File: microscopy.zip
Description: This compressed directory contains confocal microscopy data analyzing SHP2 localization in U2OS cells. The confocal microscopy data were acquired under oil immersion 60x magnification (Nikon, MRD71670) using a confocal spinning disk microscope (Andor Dragonfly) coupled to a Nikon Ti-2 inverted epifluorescence microscope with automated stage control, Nikon Perfect Focus System and a Zyla PLUS 4.2-megapixel USB3 camera. Illumination was done with 100 mW 405 nm, 50 mW 488 nm, 50 mW 561 nm and 140 mW 640 nm solid-state lasers. All hardware was controlled using Andor Fusion software. Lasers, laser powers, exposure times, objectives and experiment-specific acquisition parameters are 100% power 100ms exposure for all the images. Images were acquired with 11 z-slices at 2.0-μm intervals (Total scan size 20 μm). The images are in .ims format and can be opened in software such as ImageJ/Fiji (Untransfected U2-OS cells (SHP2, Tom20, Phalloidin, DAPI).ims). A metadata file for the microscopy data is also provided (Untransfected U2-OS cells (metadata).txt).
Access information
Other publicly accessible locations of the data:
- Processed and interpreted forms of the data are available in this preprint: https://www.biorxiv.org/content/10.1101/2025.02.26.640373v1
Data was derived from the following sources:
- The list of phosphorylation sites used for this analysis are derived from the PhosphoSitePlus database: https://www.phosphosite.org/homeAction.action
The deep sequencing data were generated using a high-throughput method for profiling the sequence specificities of SH2 domains. This method has been documented extensively in two published manuscripts:
https://doi.org/10.7554/elife.82345
https://doi.org/10.1073/pnas.2407159121
The overall approach entails the use of degenerate, genetically-encoded peptide libraries, with a structure X5-Y-X5, where X is any of the 20 canonical amino acids and Y is tyrosine. The libraries (approximately 1 million random sequences) are displayed on the surface of E. coli cells, then enzymatically phosphorylated using a mixture of tyrosine kinases. Then, SH2 domains immobilized on magnetic beads are used to enriched those phosphorylated cells with optimal peptide sequences for the particular SH2 domain. These cells are isolated, and DNA encoding the peptides is amplified by PCR and subject to deep sequencing. An input library that has not been selected by any SH2 domain is also sequenced.

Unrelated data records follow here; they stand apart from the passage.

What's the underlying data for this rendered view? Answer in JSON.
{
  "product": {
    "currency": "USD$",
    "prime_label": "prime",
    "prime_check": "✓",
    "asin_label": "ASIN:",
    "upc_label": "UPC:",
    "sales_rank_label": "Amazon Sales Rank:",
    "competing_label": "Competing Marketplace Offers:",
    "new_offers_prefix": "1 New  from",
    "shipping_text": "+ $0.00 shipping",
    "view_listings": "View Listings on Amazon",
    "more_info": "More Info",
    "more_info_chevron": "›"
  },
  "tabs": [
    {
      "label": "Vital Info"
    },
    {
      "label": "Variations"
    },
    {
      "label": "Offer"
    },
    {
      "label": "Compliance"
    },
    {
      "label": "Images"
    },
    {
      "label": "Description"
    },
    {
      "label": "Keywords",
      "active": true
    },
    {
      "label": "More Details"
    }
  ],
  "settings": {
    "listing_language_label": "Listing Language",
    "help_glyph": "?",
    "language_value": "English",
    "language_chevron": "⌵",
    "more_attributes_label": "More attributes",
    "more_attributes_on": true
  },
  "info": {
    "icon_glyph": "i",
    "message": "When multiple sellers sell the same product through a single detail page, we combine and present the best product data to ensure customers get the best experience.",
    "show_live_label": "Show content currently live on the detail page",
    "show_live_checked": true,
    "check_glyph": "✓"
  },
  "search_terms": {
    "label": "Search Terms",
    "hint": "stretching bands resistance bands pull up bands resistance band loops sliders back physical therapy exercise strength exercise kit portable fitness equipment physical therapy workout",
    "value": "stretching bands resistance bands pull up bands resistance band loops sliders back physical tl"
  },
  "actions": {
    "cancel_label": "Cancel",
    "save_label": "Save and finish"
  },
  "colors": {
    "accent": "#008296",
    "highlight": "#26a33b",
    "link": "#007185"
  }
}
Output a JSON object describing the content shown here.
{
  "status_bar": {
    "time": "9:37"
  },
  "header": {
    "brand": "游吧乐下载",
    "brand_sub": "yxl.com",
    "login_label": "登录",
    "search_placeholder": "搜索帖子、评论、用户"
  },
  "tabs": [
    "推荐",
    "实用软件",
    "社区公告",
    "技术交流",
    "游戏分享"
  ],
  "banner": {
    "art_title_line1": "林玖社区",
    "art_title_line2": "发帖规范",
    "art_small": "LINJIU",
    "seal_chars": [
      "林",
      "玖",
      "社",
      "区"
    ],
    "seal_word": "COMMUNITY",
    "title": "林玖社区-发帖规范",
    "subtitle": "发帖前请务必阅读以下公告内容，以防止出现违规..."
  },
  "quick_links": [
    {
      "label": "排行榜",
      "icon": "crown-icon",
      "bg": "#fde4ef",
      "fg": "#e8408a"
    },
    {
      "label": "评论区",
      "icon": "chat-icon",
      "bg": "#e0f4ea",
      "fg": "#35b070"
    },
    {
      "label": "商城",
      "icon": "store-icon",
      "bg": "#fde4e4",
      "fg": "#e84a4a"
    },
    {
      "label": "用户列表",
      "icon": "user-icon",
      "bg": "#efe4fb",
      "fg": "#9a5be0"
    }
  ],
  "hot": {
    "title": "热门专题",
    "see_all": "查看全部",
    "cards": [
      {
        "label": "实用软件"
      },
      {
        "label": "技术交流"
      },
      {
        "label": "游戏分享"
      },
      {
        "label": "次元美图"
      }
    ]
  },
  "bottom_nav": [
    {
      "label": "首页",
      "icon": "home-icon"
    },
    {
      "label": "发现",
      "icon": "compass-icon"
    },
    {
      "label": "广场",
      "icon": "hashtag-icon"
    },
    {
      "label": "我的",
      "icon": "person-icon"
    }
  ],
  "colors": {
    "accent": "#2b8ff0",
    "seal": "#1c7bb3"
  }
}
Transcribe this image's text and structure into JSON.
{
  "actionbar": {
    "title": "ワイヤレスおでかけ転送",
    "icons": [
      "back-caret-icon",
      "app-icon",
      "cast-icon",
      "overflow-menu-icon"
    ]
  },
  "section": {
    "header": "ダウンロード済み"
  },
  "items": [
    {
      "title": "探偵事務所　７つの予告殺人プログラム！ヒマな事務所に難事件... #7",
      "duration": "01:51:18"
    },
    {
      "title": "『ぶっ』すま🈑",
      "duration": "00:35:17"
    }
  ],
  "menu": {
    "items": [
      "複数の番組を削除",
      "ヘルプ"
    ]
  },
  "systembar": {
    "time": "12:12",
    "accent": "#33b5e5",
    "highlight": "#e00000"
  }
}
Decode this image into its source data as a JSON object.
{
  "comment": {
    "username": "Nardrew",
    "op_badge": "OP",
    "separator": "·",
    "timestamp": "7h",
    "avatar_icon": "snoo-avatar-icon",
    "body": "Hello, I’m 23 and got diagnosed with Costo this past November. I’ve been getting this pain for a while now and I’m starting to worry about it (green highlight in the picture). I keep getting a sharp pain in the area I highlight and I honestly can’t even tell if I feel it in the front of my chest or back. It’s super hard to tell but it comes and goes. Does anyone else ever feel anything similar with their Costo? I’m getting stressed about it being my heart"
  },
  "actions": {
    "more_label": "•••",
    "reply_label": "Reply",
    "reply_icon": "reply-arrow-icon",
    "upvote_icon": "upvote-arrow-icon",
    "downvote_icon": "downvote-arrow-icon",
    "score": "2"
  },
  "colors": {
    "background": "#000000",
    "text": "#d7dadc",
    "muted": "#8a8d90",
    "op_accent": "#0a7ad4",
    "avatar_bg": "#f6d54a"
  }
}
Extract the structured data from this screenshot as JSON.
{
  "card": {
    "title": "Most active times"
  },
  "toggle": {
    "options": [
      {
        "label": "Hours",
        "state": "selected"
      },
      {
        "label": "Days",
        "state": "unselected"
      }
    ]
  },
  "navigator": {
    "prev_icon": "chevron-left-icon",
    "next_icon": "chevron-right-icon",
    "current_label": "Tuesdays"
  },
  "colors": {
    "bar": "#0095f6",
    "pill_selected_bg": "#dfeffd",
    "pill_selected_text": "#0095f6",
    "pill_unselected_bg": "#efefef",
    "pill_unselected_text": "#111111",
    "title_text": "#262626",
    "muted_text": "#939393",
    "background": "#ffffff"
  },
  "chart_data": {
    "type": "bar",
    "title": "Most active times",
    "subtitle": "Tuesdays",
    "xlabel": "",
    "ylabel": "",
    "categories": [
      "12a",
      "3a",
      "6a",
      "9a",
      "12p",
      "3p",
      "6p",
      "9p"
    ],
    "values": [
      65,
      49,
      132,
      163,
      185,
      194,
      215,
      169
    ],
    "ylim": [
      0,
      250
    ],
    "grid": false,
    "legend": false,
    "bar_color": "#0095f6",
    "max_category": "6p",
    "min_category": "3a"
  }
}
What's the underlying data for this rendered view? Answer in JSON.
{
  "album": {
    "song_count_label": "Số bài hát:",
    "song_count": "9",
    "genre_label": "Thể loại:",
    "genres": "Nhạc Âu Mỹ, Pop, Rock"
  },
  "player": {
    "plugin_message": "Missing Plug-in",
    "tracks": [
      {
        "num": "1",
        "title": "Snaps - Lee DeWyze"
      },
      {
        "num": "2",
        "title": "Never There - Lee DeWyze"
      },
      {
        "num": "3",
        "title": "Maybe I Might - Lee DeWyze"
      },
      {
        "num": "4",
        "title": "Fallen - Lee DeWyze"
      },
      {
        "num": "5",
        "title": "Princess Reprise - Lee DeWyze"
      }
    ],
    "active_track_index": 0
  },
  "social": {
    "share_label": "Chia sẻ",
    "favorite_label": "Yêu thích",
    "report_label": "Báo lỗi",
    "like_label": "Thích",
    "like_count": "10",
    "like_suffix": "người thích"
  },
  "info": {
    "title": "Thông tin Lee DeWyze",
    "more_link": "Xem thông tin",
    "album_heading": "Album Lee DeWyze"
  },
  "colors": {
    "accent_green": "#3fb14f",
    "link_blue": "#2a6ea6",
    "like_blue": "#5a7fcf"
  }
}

Next, the sequenced libraries are translated from DNA to peptide sequences. The frequency of each amino acid at each position in the selected library is counted and normalized to that in the input library. These normalized matrices are used to calculate a binding score for all documented tyrosine phosphorylation sites seen in the PhosphoSitePlus database (https://www.phosphosite.org/homeAction.action). The scoring method is described in detail here: https://doi.org/10.7554/elife.82345
The raw fastq files, the translated sequence files, count matrices, and calculated scores, along with the scripts to generate these scores, are provided in this data repository. The analysis pipeline is also extensively documented here: https://doi.org/10.7554/elife.82345
The confocal microscopy data were acquired under oil immersion 60x magnification (Nikon, MRD71670) using a confocal spinning disk microscope (Andor Dragonfly) coupled to a Nikon Ti-2 inverted epifluorescence microscope with automated stage control, Nikon Perfect Focus System and a Zyla PLUS 4.2-megapixel USB3 camera. Illumination was done with 100 mW 405 nm, 50 mW 488 nm, 50 mW 561 nm and 140 mW 640 nm solid-state lasers. All hardware was controlled using Andor Fusion software. Lasers, laser powers, exposure times, objectives and experiment-specific acquisition parameters are 100% power 100ms exposure for all the images. Images were acquired with 11 z-slices at 2.0-μm intervals (Total scan size 20 μm). The images are in .ims format and can be opened in software such as ImageJ/Fiji. A metadata file for the microscopy data is also provided.